Manuel Fraga Iribarne, a blunt-talking politician who founded Spain’s ruling conservative party and ignited divisive reactions…

Manuel Fraga Iribarne, a blunt-talking politician who founded Spain’s ruling conservative party and ignited divisive reactions as the last surviving minister from General Francisco Franco’s right-wing regime, has died. He was 89.

Spanish news agency Europa Press said Mr Fraga died late yesterday of heart failure at his Madrid home, citing a family member.

In a career spanning 60 years, Mr Fraga served as Franco’s information and tourism minister and as Spain’s interior minister after the dictator died in 1975.

But the job he coveted most - being Spain’s prime minister - always eluded him.

READ MORE

Still, his influence on the country remained lasting.

Most Franco ministers quickly faded into obscurity after democracy was restored in 1978, but Mr Fraga soldiered on. He helped write the country’s post-Franco, democratic Constitution that was passed in 1978.

Although he repeatedly failed to be elected prime minister, he nudged Franco loyalists toward the political centre, founded what is now the Popular Party and groomed Jose Maria Aznar to replace him as leader of the Spanish right in 1989.

In the post-Franco years, he ran his native Galicia region with a tight grip for 15 years and then settled into a seat in the Spanish Senate.

To the Spanish left, Mr Fraga was a reviled and outspoken reminder of a right-wing regime that kept Spain isolated from Europe and the rest of the world for decades.

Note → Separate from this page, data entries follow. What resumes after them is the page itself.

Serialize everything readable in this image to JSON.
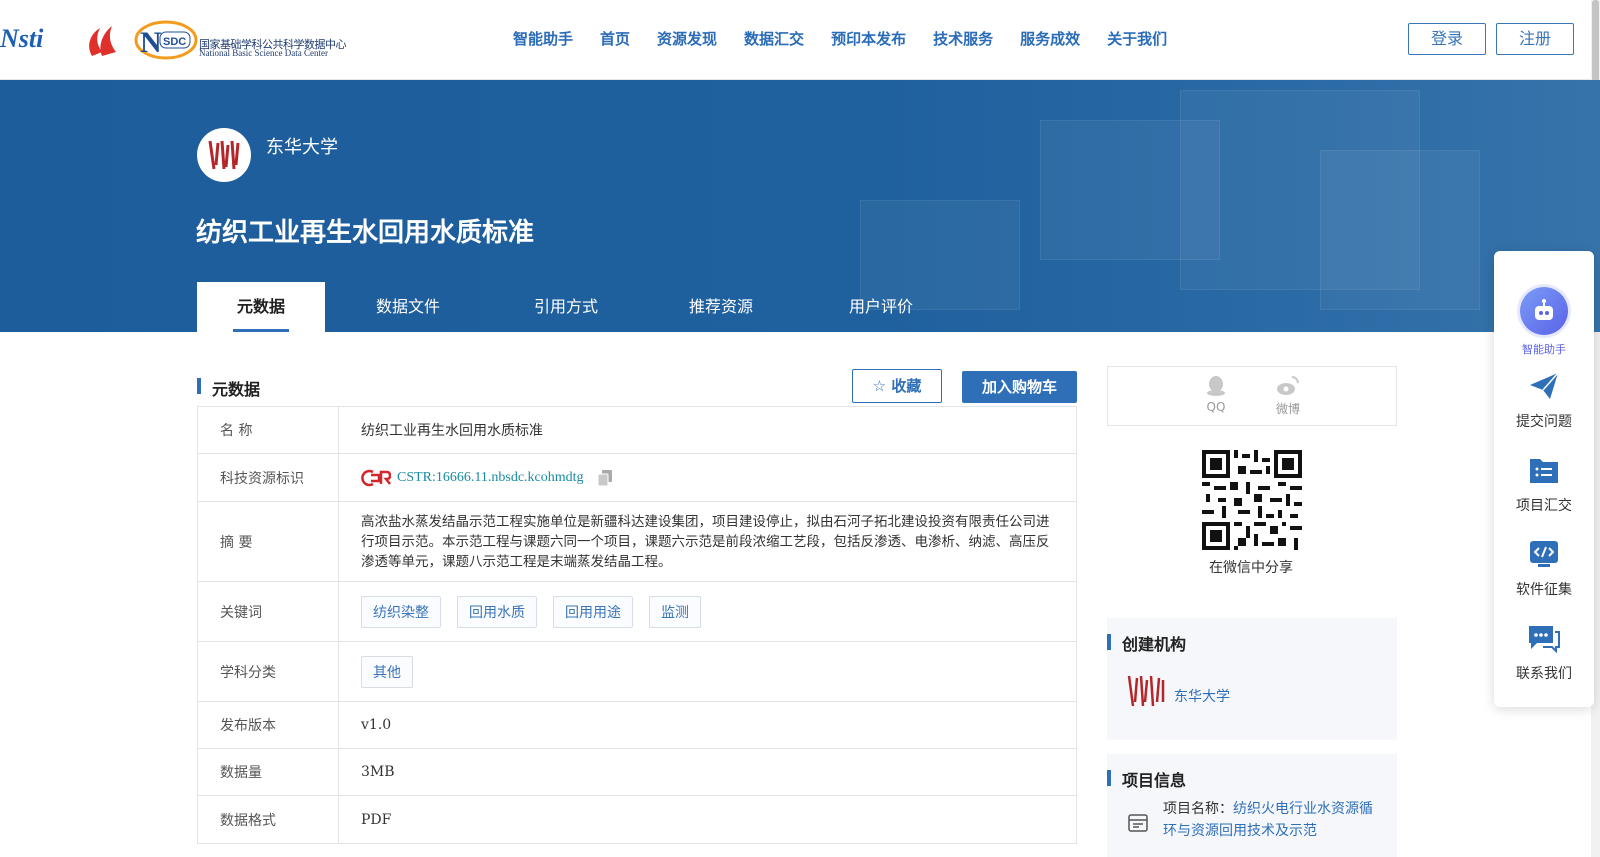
{
  "header": {
    "logo_cstr_text": "Nsti",
    "logo_nsdc_cn": "国家基础学科公共科学数据中心",
    "logo_nsdc_en": "National Basic Science Data Center",
    "nav": [
      "智能助手",
      "首页",
      "资源发现",
      "数据汇交",
      "预印本发布",
      "技术服务",
      "服务成效",
      "关于我们"
    ],
    "login": "登录",
    "register": "注册"
  },
  "banner": {
    "institution": "东华大学",
    "title": "纺织工业再生水回用水质标准",
    "tabs": [
      "元数据",
      "数据文件",
      "引用方式",
      "推荐资源",
      "用户评价"
    ],
    "active_tab": 0
  },
  "metadata": {
    "section_title": "元数据",
    "favorite": "收藏",
    "add_cart": "加入购物车",
    "rows": {
      "name_label": "名 称",
      "name_value": "纺织工业再生水回用水质标准",
      "id_label": "科技资源标识",
      "id_value": "CSTR:16666.11.nbsdc.kcohmdtg",
      "summary_label": "摘 要",
      "summary_value": "高浓盐水蒸发结晶示范工程实施单位是新疆科达建设集团，项目建设停止，拟由石河子拓北建设投资有限责任公司进行项目示范。本示范工程与课题六同一个项目，课题六示范是前段浓缩工艺段，包括反渗透、电渗析、纳滤、高压反渗透等单元，课题八示范工程是末端蒸发结晶工程。",
      "keywords_label": "关键词",
      "keywords": [
        "纺织染整",
        "回用水质",
        "回用用途",
        "监测"
      ],
      "subject_label": "学科分类",
      "subject": "其他",
      "version_label": "发布版本",
      "version_value": "v1.0",
      "size_label": "数据量",
      "size_value": "3MB",
      "format_label": "数据格式",
      "format_value": "PDF"
    }
  },
  "sidebar": {
    "share_qq": "QQ",
    "share_weibo": "微博",
    "qr_label": "在微信中分享",
    "org_title": "创建机构",
    "org_name": "东华大学",
    "project_title": "项目信息",
    "project_label": "项目名称：",
    "project_name": "纺织火电行业水资源循环与资源回用技术及示范"
  },
  "float_panel": {
    "items": [
      "智能助手",
      "提交问题",
      "项目汇交",
      "软件征集",
      "联系我们"
    ]
  },
  "colors": {
    "primary": "#2e6fb8",
    "banner": "#1f609e",
    "ai_accent": "#5a62e8"
  }
}
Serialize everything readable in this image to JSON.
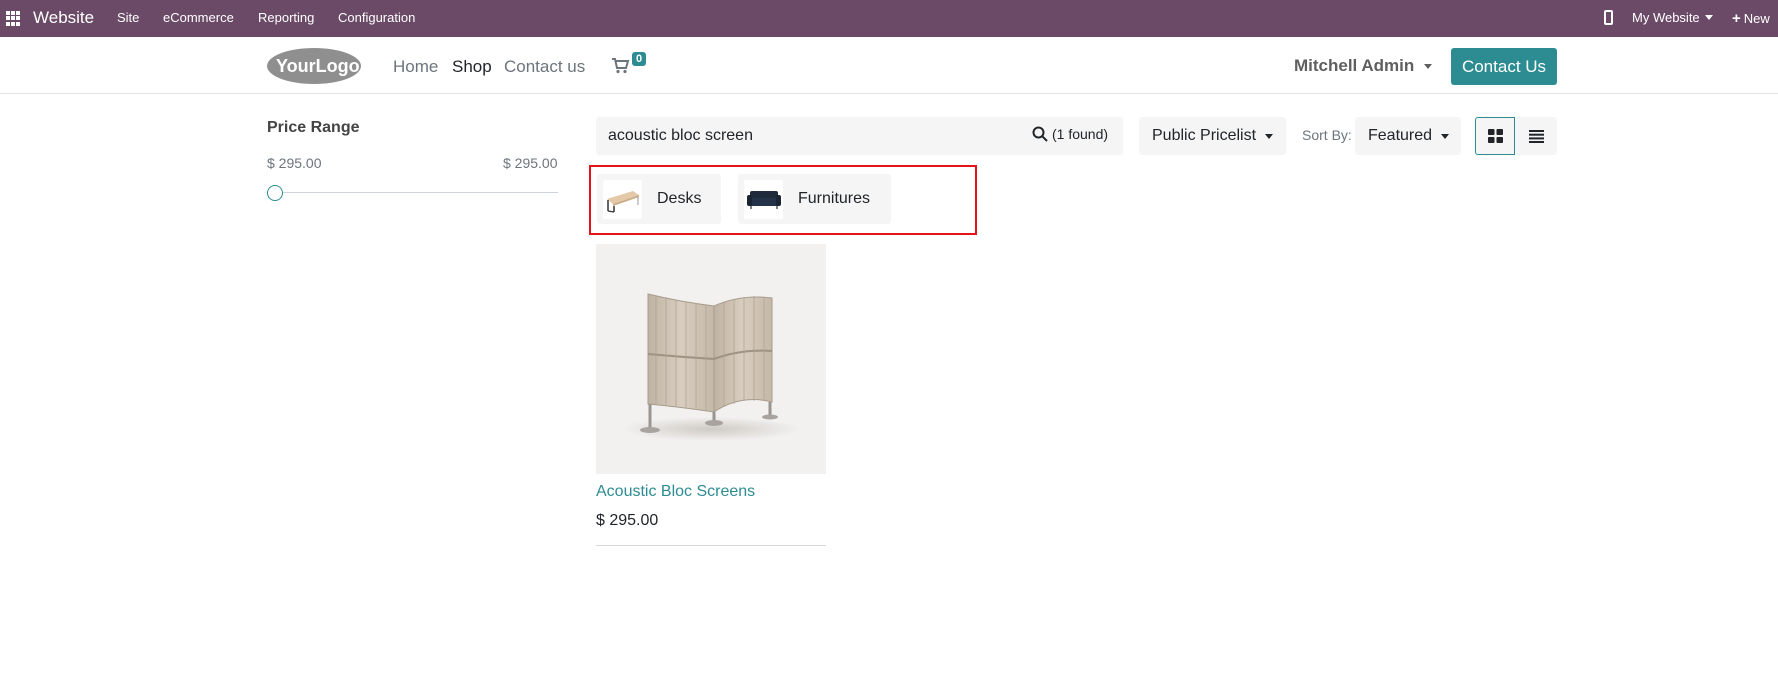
{
  "topbar": {
    "app_name": "Website",
    "menus": [
      "Site",
      "eCommerce",
      "Reporting",
      "Configuration"
    ],
    "my_website": "My Website",
    "new_label": "New",
    "background_color": "#6b4a67"
  },
  "header": {
    "logo_text": "YourLogo",
    "nav": [
      "Home",
      "Shop",
      "Contact us"
    ],
    "active_nav": "Shop",
    "cart_count": "0",
    "user": "Mitchell Admin",
    "contact_button": "Contact Us",
    "accent_color": "#2d8c91"
  },
  "sidebar": {
    "price_range_title": "Price Range",
    "price_min": "$ 295.00",
    "price_max": "$ 295.00"
  },
  "toolbar": {
    "search_value": "acoustic bloc screen",
    "found_text": "(1 found)",
    "pricelist": "Public Pricelist",
    "sort_label": "Sort By:",
    "sort_value": "Featured",
    "view_mode": "grid"
  },
  "categories": [
    {
      "label": "Desks",
      "icon": "desk-thumbnail"
    },
    {
      "label": "Furnitures",
      "icon": "sofa-thumbnail"
    }
  ],
  "products": [
    {
      "name": "Acoustic Bloc Screens",
      "price": "$ 295.00",
      "image": "acoustic-screen-image"
    }
  ]
}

In Galicia, critics say, he ruled despotically, manipulating a conservative political culture based on patronage to stay in power.

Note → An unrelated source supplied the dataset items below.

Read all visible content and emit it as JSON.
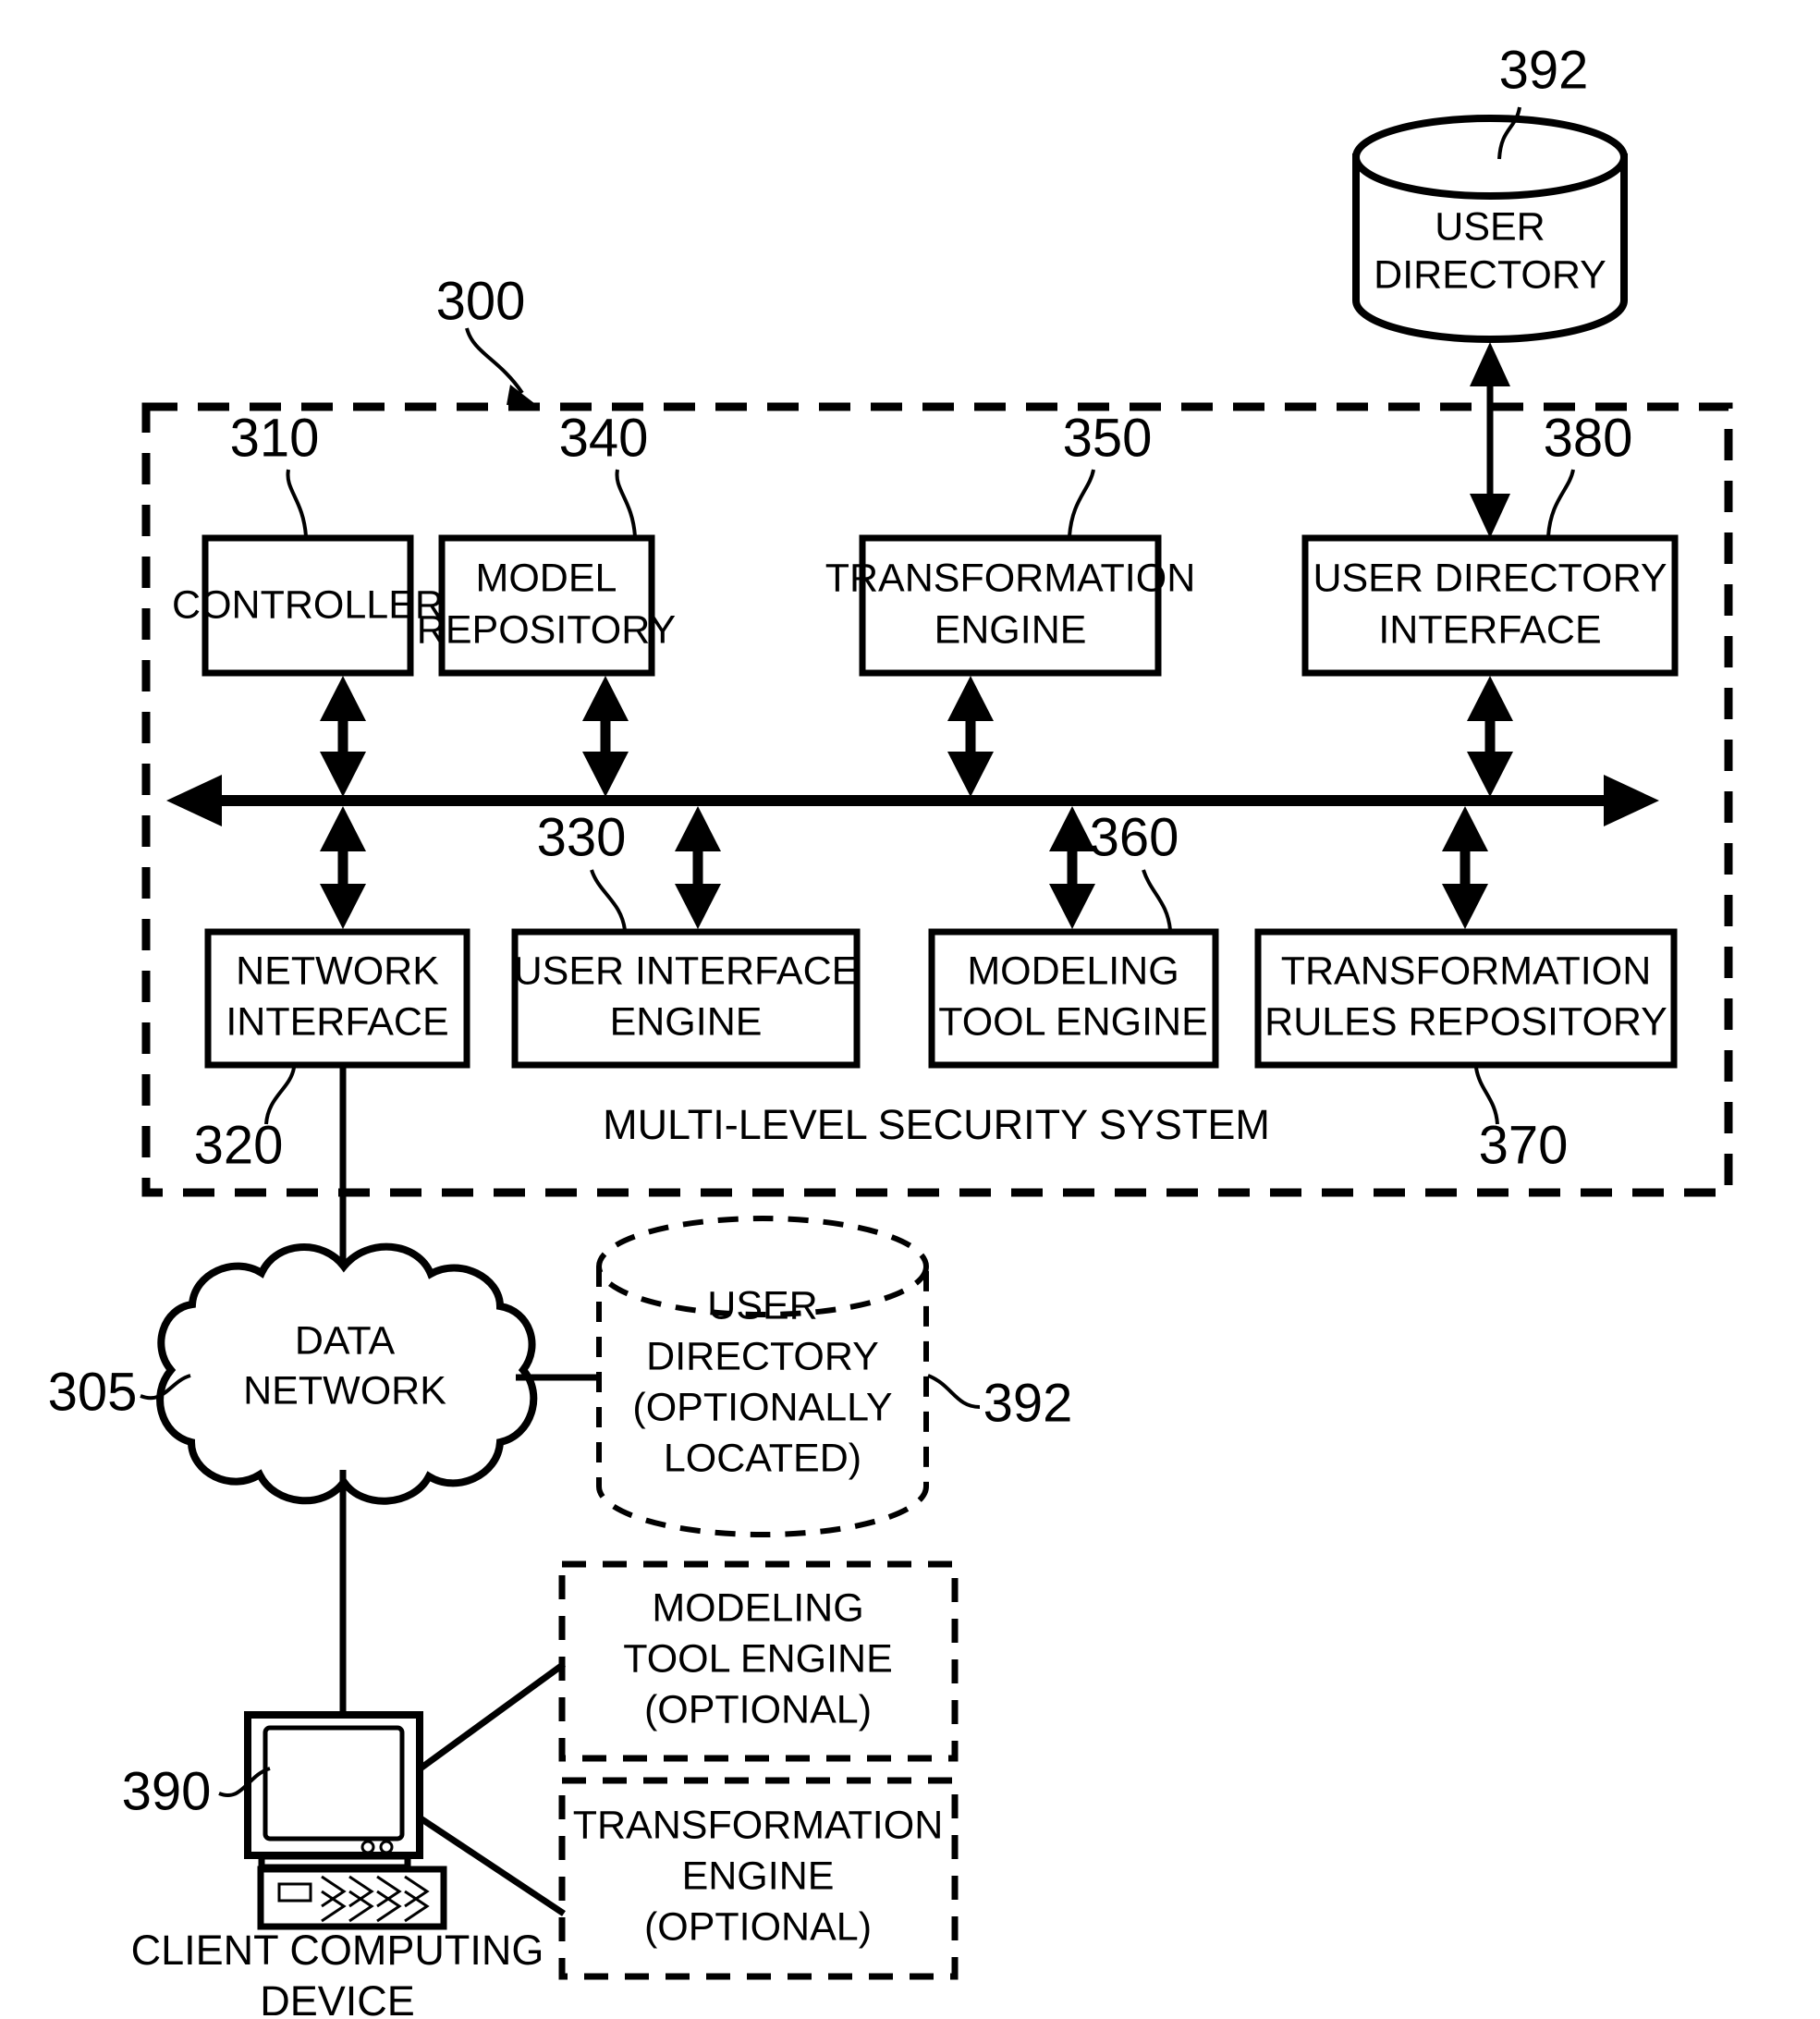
{
  "figure": {
    "title": "Multi-Level Security System Architecture Diagram"
  },
  "system": {
    "boundary_ref": "300",
    "boundary_label": "MULTI-LEVEL SECURITY SYSTEM"
  },
  "top_components": [
    {
      "ref": "310",
      "line1": "CONTROLLER",
      "line2": ""
    },
    {
      "ref": "340",
      "line1": "MODEL",
      "line2": "REPOSITORY"
    },
    {
      "ref": "350",
      "line1": "TRANSFORMATION",
      "line2": "ENGINE"
    },
    {
      "ref": "380",
      "line1": "USER DIRECTORY",
      "line2": "INTERFACE"
    }
  ],
  "bottom_components": [
    {
      "ref": "320",
      "line1": "NETWORK",
      "line2": "INTERFACE"
    },
    {
      "ref": "330",
      "line1": "USER INTERFACE",
      "line2": "ENGINE"
    },
    {
      "ref": "360",
      "line1": "MODELING",
      "line2": "TOOL ENGINE"
    },
    {
      "ref": "370",
      "line1": "TRANSFORMATION",
      "line2": "RULES REPOSITORY"
    }
  ],
  "external": {
    "user_directory_top": {
      "ref": "392",
      "line1": "USER",
      "line2": "DIRECTORY"
    },
    "data_network": {
      "ref": "305",
      "line1": "DATA",
      "line2": "NETWORK"
    },
    "user_directory_optional": {
      "ref": "392",
      "line1": "USER",
      "line2": "DIRECTORY",
      "line3": "(OPTIONALLY",
      "line4": "LOCATED)"
    },
    "client_device": {
      "ref": "390",
      "line1": "CLIENT COMPUTING",
      "line2": "DEVICE"
    },
    "optional_boxes": [
      {
        "line1": "MODELING",
        "line2": "TOOL ENGINE",
        "line3": "(OPTIONAL)"
      },
      {
        "line1": "TRANSFORMATION",
        "line2": "ENGINE",
        "line3": "(OPTIONAL)"
      }
    ]
  },
  "colors": {
    "ink": "#000000",
    "paper": "#ffffff"
  }
}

Defenders, however, note that Mr Fraga promulgated a Franco-era law that did away with media censorship - seen as a hint of change in the hardline regime.

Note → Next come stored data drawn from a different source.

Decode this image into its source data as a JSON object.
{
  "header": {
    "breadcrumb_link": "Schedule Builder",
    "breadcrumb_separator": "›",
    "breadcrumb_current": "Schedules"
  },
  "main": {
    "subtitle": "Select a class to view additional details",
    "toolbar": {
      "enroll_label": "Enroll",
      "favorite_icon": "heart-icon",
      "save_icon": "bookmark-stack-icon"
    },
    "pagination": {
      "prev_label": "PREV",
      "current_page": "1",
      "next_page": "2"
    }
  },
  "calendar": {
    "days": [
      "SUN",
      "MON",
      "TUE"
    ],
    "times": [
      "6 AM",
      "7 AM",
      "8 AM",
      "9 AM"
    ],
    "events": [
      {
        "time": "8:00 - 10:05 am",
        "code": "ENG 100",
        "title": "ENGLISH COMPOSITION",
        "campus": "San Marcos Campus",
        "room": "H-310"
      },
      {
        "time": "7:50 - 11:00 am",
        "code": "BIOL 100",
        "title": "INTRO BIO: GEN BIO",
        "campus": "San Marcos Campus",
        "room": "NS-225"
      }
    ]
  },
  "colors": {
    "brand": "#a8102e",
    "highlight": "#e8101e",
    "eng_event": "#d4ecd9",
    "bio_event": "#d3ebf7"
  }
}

As tourism minister, Mr Fraga worked to open up Spain to the outside world and bring in cash-laden visitors. A famous tourism slogan - “Spain is different” - which morphed into a popular Spanish saying was coined under Mr Fraga’s watch.

He is also credited with transforming northwestern Galicia - traditionally one of Spain’s poorest, most backward regions - by building modern roads, bridges and other infrastructure, much of it paid for with EU funds.

He boosted tourism and promoted Galicia’s separate language and culture during his reign as president there from 1990 to 2005.

In a 2001 press luncheon, Mr Fraga offered no apologies for his part in Spain’s four decades of dictatorship.

“One cannot choose the period of history in which one lives,” Mr Fraga said, before quickly changing the subject.

Mr Fraga was born November 23rd, 1922, in the north western town of Villalba. He married Carmen Estevez in 1948 and they had five children. She died in 1996.